The Burgas Affair was traditionally published in May 2016 by Ciela, the leading publisher in Bulgaria. The book was presented at a book signing event in Sofia in June 2016.
How did this come about? After living in Bulgaria for two years, I had established connections with Bulgarian authors and publishers. In addition, an article I wrote for the Huffington Post entitled “10 Amazing Things You Didn’t Know about Bulgaria” in August 2014 generated huge interest, especially in Bulgaria, gaining over 27,000 Facebook likes. The article was translated into Bulgarian three times!
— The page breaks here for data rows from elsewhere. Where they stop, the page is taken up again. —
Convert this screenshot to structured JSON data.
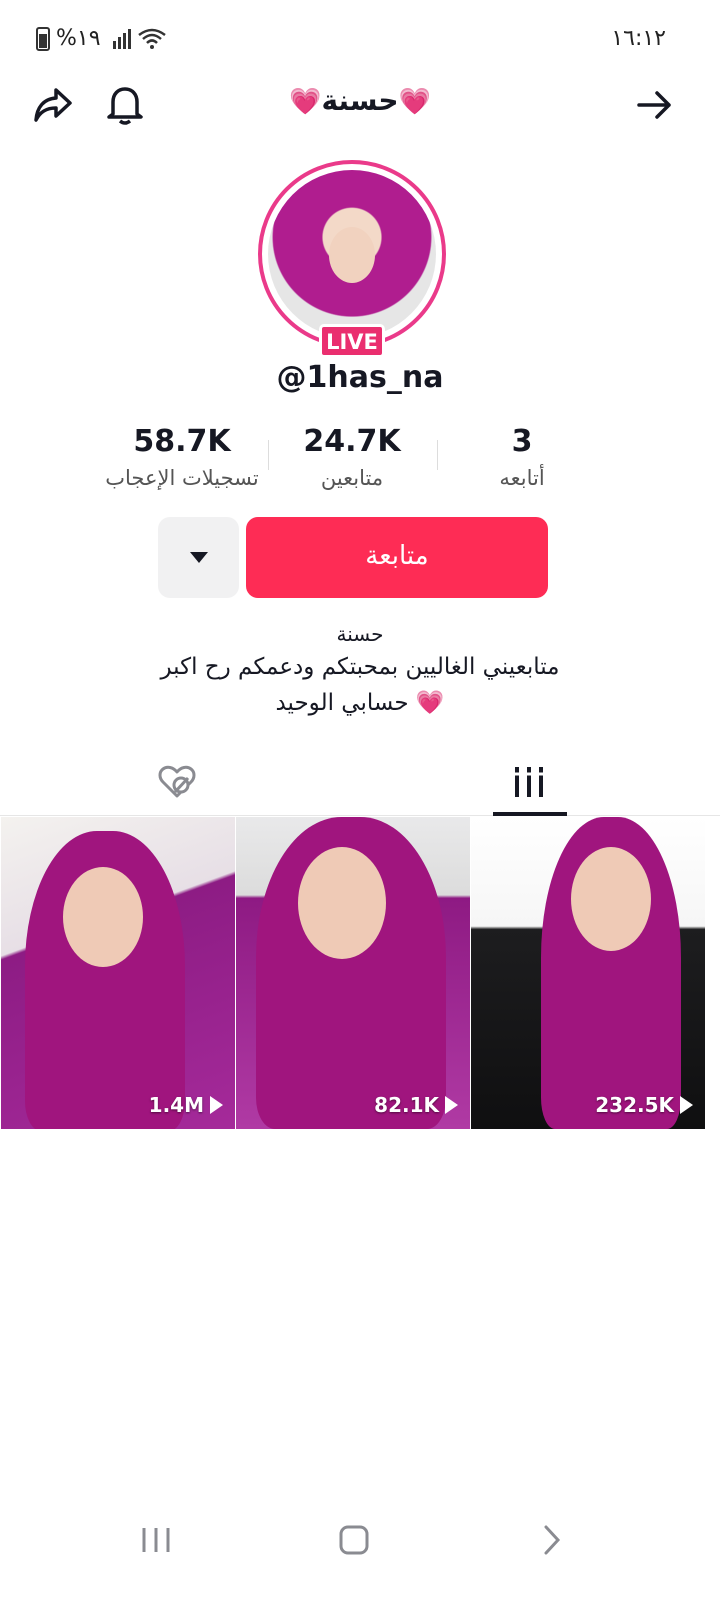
{
  "status_bar": {
    "battery_text": "%١٩",
    "time": "١٦:١٢"
  },
  "header": {
    "title": "حسنة",
    "title_heart_left": "💗",
    "title_heart_right": "💗"
  },
  "profile": {
    "live_label": "LIVE",
    "username": "@1has_na",
    "stats": {
      "likes_value": "58.7K",
      "likes_label": "تسجيلات الإعجاب",
      "followers_value": "24.7K",
      "followers_label": "متابعين",
      "following_value": "3",
      "following_label": "أتابعه"
    },
    "follow_label": "متابعة",
    "bio_name": "حسنة",
    "bio_line_1": "متابعيني الغاليين بمحبتكم ودعمكم رح اكبر",
    "bio_line_2": "حسابي الوحيد 💗"
  },
  "videos": [
    {
      "views": "1.4M"
    },
    {
      "views": "82.1K"
    },
    {
      "views": "232.5K"
    }
  ],
  "colors": {
    "accent": "#fe2c55",
    "live": "#ea2e6f",
    "text": "#161823"
  },
  "icons": {
    "share": "share-icon",
    "bell": "bell-icon",
    "back_arrow": "arrow-right-icon",
    "tab_videos": "grid-icon",
    "tab_liked": "hidden-like-icon"
  }
}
A year after selling the Bulgarian language rights to The Burgas Affair, I decided to self-publish the novel in its original English version. The book will be published in a digital edition on October 30, 2017. A paperback edition will follow.
My feelings about the attack at Burgas Airport in July 2012
My wife and I lived in Sofia for two years (2009–2010) when my job was relocated to Bulgaria. I had never previously visited Bulgaria and quite honestly, it was not on my bucket list of travel destinations. Alongside working full-time, we utilized our weekends to explore the country. We were fascinated by Bulgaria’s history and culture, and fell in love with its nature and picturesque villages.
The terrorist bombing at Burgas Airport in July 2012 took me by surprise because I never expected that such an attack could occur on Bulgarian soil. Having grown up in Israel, I was unfortunately quite familiar with the horror of suicide bombings and explosions on buses. Israelis are very security-conscious, but Bulgaria, I believed, was supposed to be safe territory. And also, I had been to Burgas Airport so I could clearly picture where the bombing took place.
I couldn’t stop thinking about the attack. The Bulgarian government issued contradictory announcements regarding Hezbollah’s involvement. Although the terrorists were later identified by name and nationality, no one was ever brought to justice. It was reported that the Hezbollah mastermind who orchestrated the bombing may have been killed in Lebanon.
The more the events raced through my head, the more my creative mind kept coming up with plot lines and characters, a process that led to my writing The Burgas Affair.
In the novel, many of the details of the bombing as well as the names of the suspects are based on information released to the media. However, the joint Bulgarian-Israeli investigation, the leads investigated, the suspected collaboration between Hezbollah and a Bulgarian crime organization, and the characters are all figments of my imagination.
The Burgas bombing was a very real, deadly terrorist attack. Six people were murdered—five Israelis and one Bulgarian—and many others were injured. I hope that my fictitious description of the victims is not considered disrespectful by their families. With that in mind, I dedicate The Burgas Affair to them.